Polizeistatistik

BKA verzeichnet Anstieg bei sexualisierter Gewalt gegen Kinder

Laut Bundeskriminalamt kam es 2021 zu mehr Fällen sexualisierter Gewalt an Kindern und einer starken Zunahme bei Missbrauchsdarstellungen. Pädiater fordern nachhaltigere Strukturen, um Kindeswohlgefährdung aufzuspüren.

Veröffentlicht:
Stellten am Montag neue Zahlen aus der Kriminalstatistik zur sexualisierten Gewalt an Kindern vor: Holger Münch, BKA-Präsident, und Kerstin Claus, unabhängige Beauftragte für sexuellen Missbrauch.

Stellten am Montag neue Zahlen aus der Kriminalstatistik zur sexualisierten Gewalt an Kindern vor: Holger Münch, BKA-Präsident, und Kerstin Claus, unabhängige Beauftragte für sexuellen Missbrauch.

© Wolfgang Kumm / dpa

Berlin. Vernachlässigte, misshandelte Kinder und Jugendliche sind leider keine Seltenheit in Deutschland. Laut Polizeilicher Kriminalstatistik (PKS) stieg die Zahl der Fälle von sexuellem Kindesmissbrauch im vergangenen Jahr um 6,3 Prozent auf mehr als 15 .500. Einen deutlichen Anstieg um knapp 109 Prozent auf über 39 .000 Fälle gab es bei den Darstellungen sexualisierter Gewalt an Kindern und Jugendlichen.

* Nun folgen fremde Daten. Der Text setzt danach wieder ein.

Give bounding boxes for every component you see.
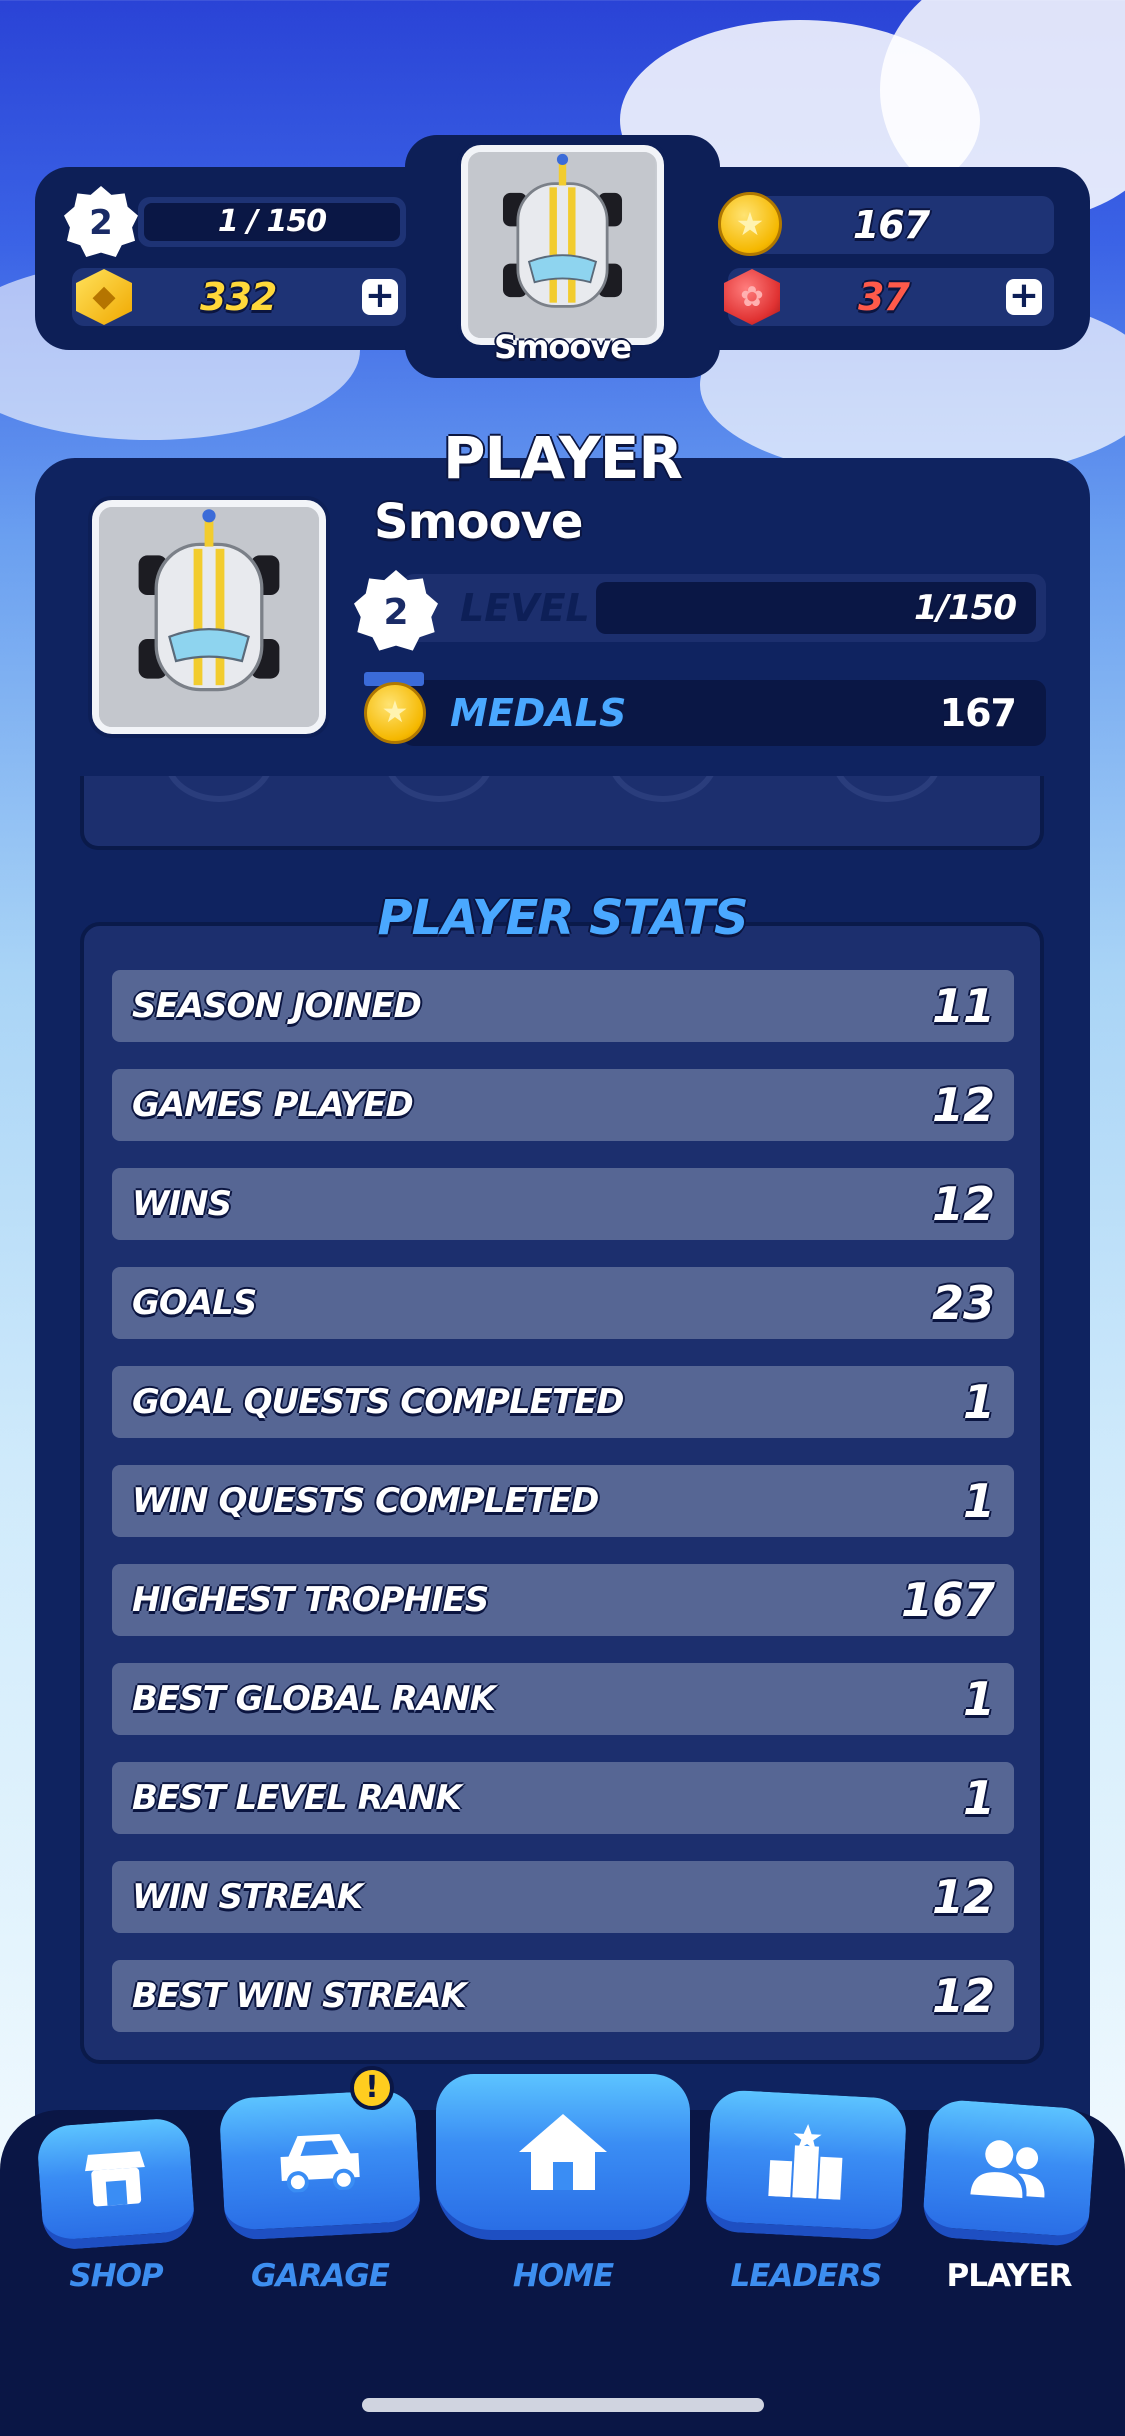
stat-label: WIN QUESTS COMPLETED <box>132 1481 599 1521</box>
people-icon <box>970 2140 1045 2198</box>
car-icon <box>469 152 656 338</box>
medals-row: MEDALS 167 <box>402 680 1046 746</box>
nav-player-label[interactable]: PLAYER <box>926 2258 1092 2294</box>
gems-value: 332 <box>200 275 277 319</box>
level-number: 2 <box>89 203 113 243</box>
player-name: Smoove <box>374 494 583 550</box>
stat-value: 1 <box>962 1771 995 1825</box>
badge-slot <box>832 776 942 802</box>
podium-icon <box>768 2124 843 2200</box>
rubies-value: 37 <box>858 275 910 319</box>
stat-label: BEST WIN STREAK <box>132 1976 467 2016</box>
badge-slot <box>608 776 718 802</box>
badge-slot <box>164 776 274 802</box>
stat-row-best-level-rank: BEST LEVEL RANK 1 <box>112 1762 1014 1834</box>
stat-value: 12 <box>931 1078 995 1132</box>
stat-value: 1 <box>962 1672 995 1726</box>
add-rubies-button[interactable]: + <box>1006 278 1042 315</box>
stat-label: WIN STREAK <box>132 1877 363 1917</box>
level-label: LEVEL <box>460 586 590 630</box>
xp-bar: 1 / 150 <box>138 197 406 247</box>
nav-leaders-label[interactable]: LEADERS <box>708 2258 904 2294</box>
stat-value: 1 <box>962 1375 995 1429</box>
stat-label: GOAL QUESTS COMPLETED <box>132 1382 625 1422</box>
stat-value: 1 <box>962 1474 995 1528</box>
car-icon <box>99 507 319 727</box>
stat-value: 12 <box>931 1969 995 2023</box>
nav-player-button[interactable] <box>921 2098 1097 2248</box>
stat-value: 12 <box>931 1177 995 1231</box>
player-car-avatar[interactable] <box>92 500 326 734</box>
home-indicator <box>362 2398 764 2412</box>
stat-row-best-global-rank: BEST GLOBAL RANK 1 <box>112 1663 1014 1735</box>
stat-row-goal-quests: GOAL QUESTS COMPLETED 1 <box>112 1366 1014 1438</box>
stat-label: BEST GLOBAL RANK <box>132 1679 496 1719</box>
nav-shop-button[interactable] <box>35 2116 197 2252</box>
medals-label: MEDALS <box>450 691 627 735</box>
medal-icon: ★ <box>718 192 782 256</box>
level-row: LEVEL 1/150 <box>402 574 1046 642</box>
stat-label: HIGHEST TROPHIES <box>132 1580 489 1620</box>
level-badge-number: 2 <box>383 591 409 633</box>
car-icon <box>280 2133 360 2194</box>
stat-row-win-streak: WIN STREAK 12 <box>112 1861 1014 1933</box>
nav-shop-label[interactable]: SHOP <box>40 2258 192 2294</box>
level-progress-bar: 1/150 <box>596 582 1036 634</box>
stat-row-best-win-streak: BEST WIN STREAK 12 <box>112 1960 1014 2032</box>
stat-row-goals: GOALS 23 <box>112 1267 1014 1339</box>
nav-home-label[interactable]: HOME <box>436 2258 690 2294</box>
nav-home-button[interactable] <box>436 2074 690 2240</box>
header-player-name: Smoove <box>494 328 632 366</box>
panel-title: PLAYER <box>442 424 683 492</box>
garage-alert-badge: ! <box>350 2066 394 2110</box>
stat-row-win-quests: WIN QUESTS COMPLETED 1 <box>112 1465 1014 1537</box>
stat-value: 167 <box>900 1573 995 1627</box>
player-stats-title: PLAYER STATS <box>377 890 748 946</box>
stat-row-season-joined: SEASON JOINED 11 <box>112 970 1014 1042</box>
nav-garage-label[interactable]: GARAGE <box>222 2258 418 2294</box>
xp-value: 1 / 150 <box>217 204 327 239</box>
stat-value: 23 <box>931 1276 995 1330</box>
stat-label: WINS <box>132 1184 232 1224</box>
badge-slot <box>384 776 494 802</box>
stat-value: 12 <box>931 1870 995 1924</box>
stat-row-games-played: GAMES PLAYED 12 <box>112 1069 1014 1141</box>
home-icon <box>519 2114 607 2190</box>
stat-row-wins: WINS 12 <box>112 1168 1014 1240</box>
add-gems-button[interactable]: + <box>362 278 398 315</box>
nav-garage-button[interactable] <box>218 2088 422 2242</box>
stat-value: 11 <box>931 979 995 1033</box>
shop-icon <box>85 2151 145 2207</box>
profile-car-avatar[interactable] <box>461 145 664 345</box>
stat-label: BEST LEVEL RANK <box>132 1778 462 1818</box>
stat-label: GOALS <box>132 1283 257 1323</box>
stat-row-highest-trophies: HIGHEST TROPHIES 167 <box>112 1564 1014 1636</box>
medal-icon: ★ <box>364 682 426 744</box>
stat-label: SEASON JOINED <box>132 986 422 1026</box>
nav-leaders-button[interactable] <box>704 2088 908 2242</box>
medals-row-value: 167 <box>939 691 1017 735</box>
stat-label: GAMES PLAYED <box>132 1085 414 1125</box>
badges-strip <box>80 776 1044 850</box>
level-progress-value: 1/150 <box>913 588 1017 628</box>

Hochgerechnet seien vergangenes Jahr pro Tag durchschnittlich 49 Kinder Opfer von sexualisierter Gewalt geworden – zwei mehr als 2020, sagte der Präsident des Bundeskriminalamts (BKA), Holger Münch, am Montag vor Journalisten in Berlin. „Das verdeutlicht das dramatische Ausmaß sexualisierter Gewalt gegen Kinder.“

Lesen sie auch

Dunkelfeld um Vielfaches höher

Die jährlichen PKS-Zahlen gäben die der Polizei bekannt gewordenen und durch sie „ausermittelten“ Delikte an, betonte Münch. Das Dunkelfeld insgesamt und der Anteil an Straftaten, von denen die Polizei keine Kenntnis erhalte, liege um ein Vielfaches höher.

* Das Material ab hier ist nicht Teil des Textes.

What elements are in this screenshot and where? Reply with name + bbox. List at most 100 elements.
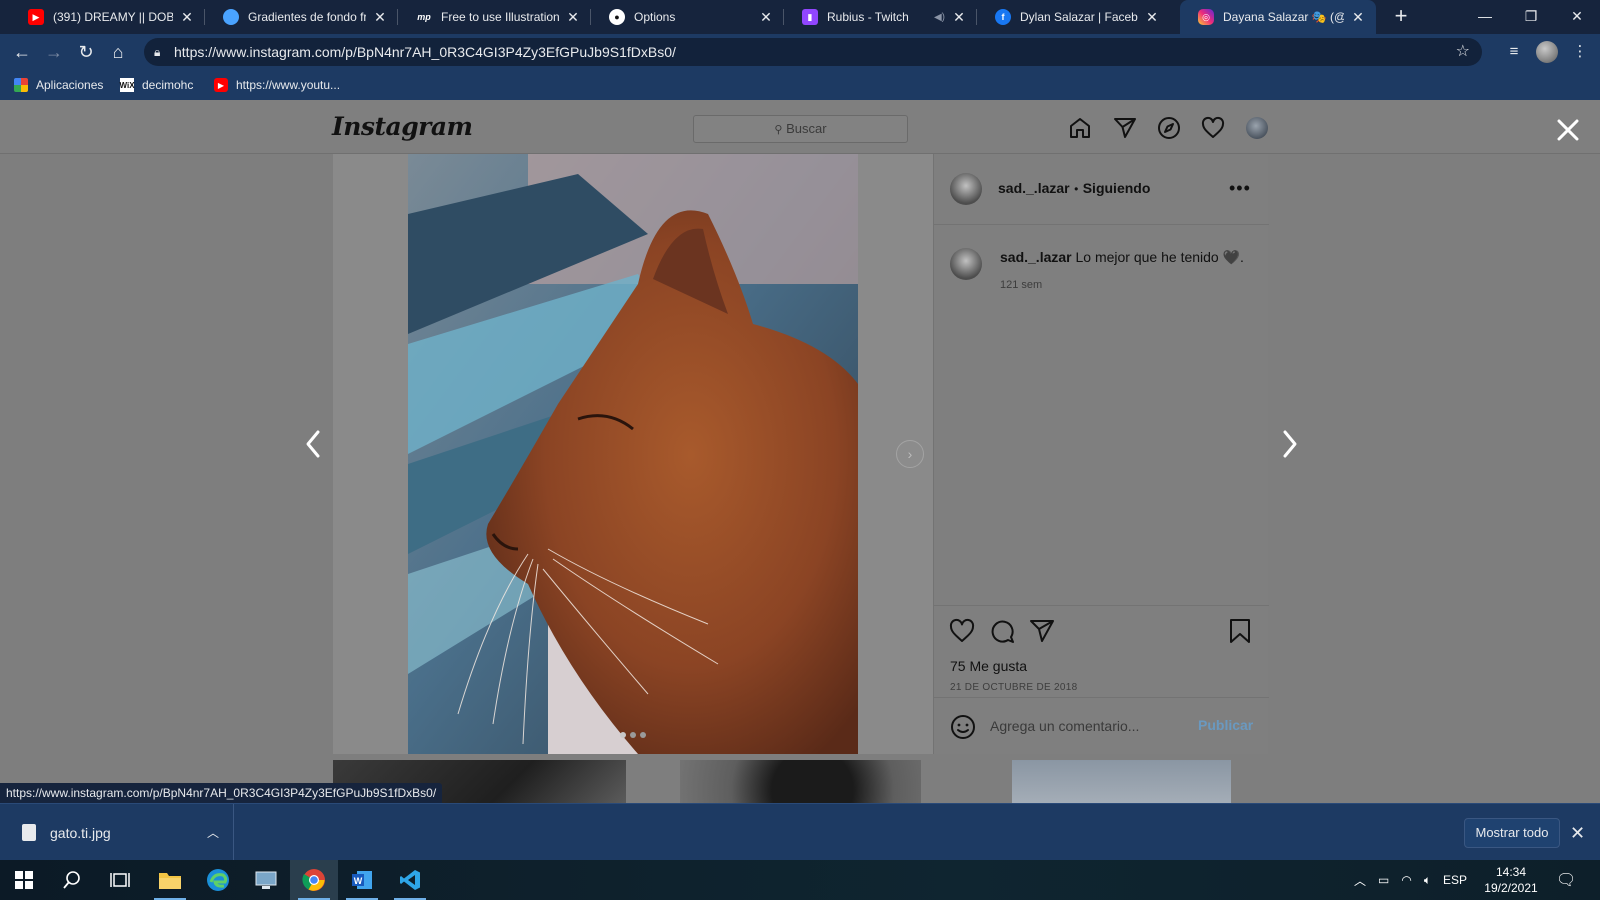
bookmark-label: https://www.youtu... bbox=[236, 78, 341, 92]
tab-youtube[interactable]: ▶ (391) DREAMY || DOBLE H ✕ bbox=[10, 0, 205, 34]
bookmark-decimohc[interactable]: WiX decimohc bbox=[119, 70, 193, 100]
author-username[interactable]: sad._.lazar bbox=[998, 180, 1070, 196]
close-icon[interactable]: ✕ bbox=[1350, 9, 1366, 26]
status-bar-url: https://www.instagram.com/p/BpN4nr7AH_0R… bbox=[0, 783, 443, 803]
avatar[interactable] bbox=[1246, 117, 1268, 139]
home-icon[interactable] bbox=[1068, 116, 1092, 140]
tab-instagram[interactable]: ◎ Dayana Salazar 🎭 (@sad ✕ bbox=[1180, 0, 1376, 34]
download-filename: gato.ti.jpg bbox=[50, 824, 111, 841]
taskbar-word[interactable]: W bbox=[338, 860, 386, 900]
share-icon[interactable] bbox=[1029, 618, 1055, 644]
home-button[interactable]: ⌂ bbox=[106, 40, 130, 64]
taskbar-network-app[interactable] bbox=[242, 860, 290, 900]
search-icon: ⚲ bbox=[774, 124, 783, 136]
task-view-icon bbox=[110, 873, 130, 887]
caption-time[interactable]: 121 sem bbox=[1000, 279, 1042, 291]
taskbar-edge[interactable] bbox=[194, 860, 242, 900]
more-options-icon[interactable]: ••• bbox=[1229, 178, 1251, 199]
browser-toolbar: ← → ↻ ⌂ 🔒︎ https://www.instagram.com/p/B… bbox=[0, 34, 1600, 70]
close-icon[interactable]: ✕ bbox=[565, 9, 581, 26]
svg-text:W: W bbox=[354, 876, 363, 886]
reload-button[interactable]: ↻ bbox=[74, 40, 98, 64]
grid-thumbnail[interactable] bbox=[680, 760, 921, 803]
edge-icon bbox=[207, 869, 229, 891]
profile-avatar[interactable] bbox=[1536, 41, 1558, 63]
bookmark-star-icon[interactable]: ☆ bbox=[1456, 38, 1470, 66]
media-control-icon[interactable]: ≡ bbox=[1504, 42, 1524, 62]
next-post-arrow[interactable] bbox=[1277, 427, 1301, 461]
post-date[interactable]: 21 DE OCTUBRE DE 2018 bbox=[950, 682, 1077, 693]
bookmark-save-icon[interactable] bbox=[1227, 618, 1253, 644]
show-all-button[interactable]: Mostrar todo bbox=[1464, 818, 1560, 848]
tab-label: Rubius - Twitch bbox=[827, 10, 909, 24]
speaker-muted-icon[interactable]: ◀) bbox=[934, 12, 945, 23]
volume-icon[interactable]: 🔈︎ bbox=[1424, 873, 1431, 888]
comment-icon[interactable] bbox=[989, 618, 1015, 644]
taskbar-file-explorer[interactable] bbox=[146, 860, 194, 900]
search-input[interactable]: ⚲ Buscar bbox=[693, 115, 908, 143]
heart-icon[interactable] bbox=[1201, 116, 1225, 140]
computer-network-icon bbox=[255, 871, 277, 889]
lock-icon[interactable]: 🔒︎ bbox=[154, 38, 160, 66]
address-bar[interactable]: 🔒︎ https://www.instagram.com/p/BpN4nr7AH… bbox=[144, 38, 1482, 66]
publish-button[interactable]: Publicar bbox=[1198, 717, 1253, 733]
close-icon[interactable]: ✕ bbox=[179, 9, 195, 26]
start-button[interactable] bbox=[0, 860, 48, 900]
close-icon[interactable]: ✕ bbox=[1570, 818, 1585, 848]
bookmarks-bar: Aplicaciones WiX decimohc ▶ https://www.… bbox=[0, 70, 1600, 100]
direct-icon[interactable] bbox=[1113, 116, 1137, 140]
bookmark-apps[interactable]: Aplicaciones bbox=[14, 70, 103, 100]
tab-twitch[interactable]: ▮ Rubius - Twitch ◀) ✕ bbox=[784, 0, 977, 34]
separator-dot: • bbox=[1074, 182, 1079, 196]
comment-bar: Publicar bbox=[934, 697, 1269, 754]
window-close-button[interactable]: ✕ bbox=[1554, 0, 1600, 34]
grid-thumbnail[interactable] bbox=[1012, 760, 1231, 803]
new-tab-button[interactable]: + bbox=[1388, 4, 1414, 30]
tab-label: Gradientes de fondo fres bbox=[248, 10, 366, 24]
likes-count[interactable]: 75 Me gusta bbox=[950, 658, 1027, 674]
caption-username[interactable]: sad._.lazar bbox=[1000, 249, 1072, 265]
chevron-up-icon[interactable]: ︿ bbox=[207, 824, 219, 841]
restore-button[interactable]: ❐ bbox=[1508, 0, 1554, 34]
chevron-up-icon[interactable]: ︿ bbox=[1354, 872, 1366, 889]
tab-label: Dayana Salazar 🎭 (@sad bbox=[1223, 10, 1344, 24]
close-icon[interactable] bbox=[1554, 116, 1582, 144]
tab-options[interactable]: ● Options ✕ bbox=[591, 0, 784, 34]
explore-icon[interactable] bbox=[1157, 116, 1181, 140]
taskbar-chrome[interactable] bbox=[290, 860, 338, 900]
close-icon[interactable]: ✕ bbox=[951, 9, 967, 26]
comment-input[interactable] bbox=[990, 715, 1190, 737]
forward-button[interactable]: → bbox=[42, 40, 66, 64]
tab-facebook[interactable]: f Dylan Salazar | Facebook ✕ bbox=[977, 0, 1170, 34]
caption-avatar[interactable] bbox=[950, 248, 982, 280]
task-view-button[interactable] bbox=[96, 860, 144, 900]
wifi-icon[interactable]: ◠ bbox=[1401, 873, 1411, 887]
vscode-icon bbox=[400, 870, 420, 890]
emoji-icon[interactable] bbox=[950, 714, 976, 740]
windows-logo-icon bbox=[15, 871, 33, 889]
close-icon[interactable]: ✕ bbox=[758, 9, 774, 26]
close-icon[interactable]: ✕ bbox=[372, 9, 388, 26]
close-icon[interactable]: ✕ bbox=[1144, 9, 1160, 26]
bookmark-youtube[interactable]: ▶ https://www.youtu... bbox=[214, 70, 340, 100]
language-indicator[interactable]: ESP bbox=[1443, 873, 1467, 887]
prev-post-arrow[interactable] bbox=[302, 427, 326, 461]
like-heart-icon[interactable] bbox=[949, 618, 975, 644]
minimize-button[interactable]: — bbox=[1462, 0, 1508, 34]
menu-kebab-icon[interactable]: ⋮ bbox=[1570, 42, 1590, 62]
tab-illustrations[interactable]: mp Free to use Illustrations b ✕ bbox=[398, 0, 591, 34]
follow-status-button[interactable]: Siguiendo bbox=[1083, 180, 1151, 196]
author-avatar[interactable] bbox=[950, 173, 982, 205]
notifications-button[interactable]: 🗨︎ bbox=[1556, 860, 1576, 900]
post-photo[interactable] bbox=[408, 154, 858, 754]
search-button[interactable] bbox=[48, 860, 96, 900]
taskbar-vscode[interactable] bbox=[386, 860, 434, 900]
search-icon bbox=[63, 871, 80, 889]
clock[interactable]: 14:34 19/2/2021 bbox=[1474, 864, 1548, 896]
download-item[interactable]: gato.ti.jpg ︿ bbox=[10, 804, 234, 861]
instagram-logo[interactable]: Instagram bbox=[332, 112, 473, 141]
battery-icon[interactable]: ▭ bbox=[1378, 873, 1389, 887]
back-button[interactable]: ← bbox=[10, 40, 34, 64]
tab-gradientes[interactable]: Gradientes de fondo fres ✕ bbox=[205, 0, 398, 34]
carousel-next-button[interactable]: › bbox=[896, 440, 924, 468]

Ein Zusammenhang zwischen den zuletzt gestiegenen Zahlen bei Kindesmissbrauch und der im Frühjahr 2020 einsetzenden Coronavirus-Pandemie sei nicht auszuschließen, aber nicht unmittelbar ableitbar, sagte Münch. Kinder und Jugendliche seien als schwächste Mitglieder der Gesellschaft besonders zu schützen und Straftaten gegen sie „besonders zu ächten, zu verfolgen und zu beenden“, so der BKA-Präsident.

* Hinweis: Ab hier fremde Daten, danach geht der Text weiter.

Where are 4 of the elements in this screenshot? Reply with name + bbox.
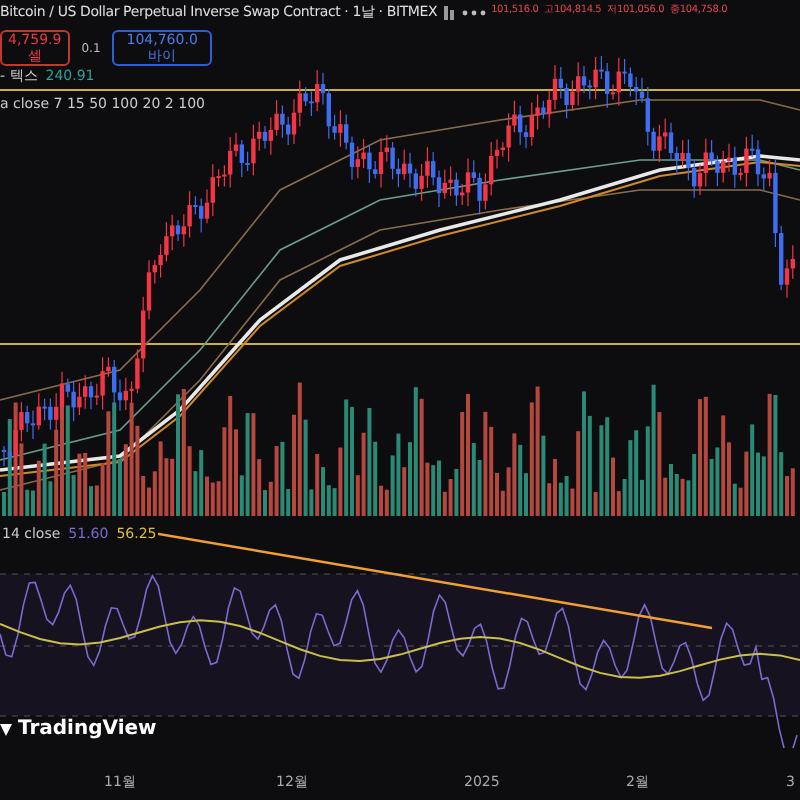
- more-icon[interactable]: [461, 9, 486, 15]
- chart-icon: [443, 5, 456, 19]
- logo-text: TradingView: [18, 716, 157, 744]
- logo-icon: [0, 723, 12, 735]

Die Unabhängige Beauftragte für Fragen des sexuellen Kindesmissbrauchs, Kerstin Claus, sprach von erschreckenden Zahlen. Das tatsächliche Ausmaß des Kindesmissbrauchs bildeten diese aber nicht ab. Es sei ein „Skandal“, dass es zum Dunkelfeld bei den Missbrauchsfällen weiter keine verlässlichen Zahlen gebe.

Lesen sie auch

Claus: Brauchen fundiertes Gesamtbild

Damit fehlten zugleich „wesentliche Bezugsgrößen“, um den jetzt festgestellten Anstieg „sachgerecht“ einordnen zu können, kritisierte Claus. „Wurde nun stringenter ermittelt und deswegen steigen die Zahlen? Oder spiegeln diese Ermittlungszahlen einen Anstieg auch der Straftaten wider? Wir wissen es einfach nicht.“

Notwendig sei ein „wissenschaftlich fundiertes Gesamtbild über die tatsächliche Menge an sexueller Gewalt gegen Kinder und Jugendliche“, erneuerte Claus die Forderung nach Einrichtung eines Forschungszentrums „Prävalenz sexueller Gewalt“.

Alarmiert zeigte sich auch die stellvertretende Vorsitzende der CDU/CSU-Bundestagsfraktion, Andrea Lindholz. Hinter jedem statistischen Fall sexualisierter Gewalt an Kindern stecke eine „geschändete Seele“, sagte Lindholz am Montag in Berlin. „Viele Betroffene leiden ihr Leben lang unter diesen abscheulichen Taten.“

Es sei gut, dass das BKA zur Bekämpfung von Kindesmissbrauch mehr Stellen erhalten solle, sagte Lindholz. Mehr Personal und Ausstattung allein reichten aber nicht. Die Behörden bräuchten auch die notwendigen Befugnisse, um Kindesmissbrauch zu stoppen.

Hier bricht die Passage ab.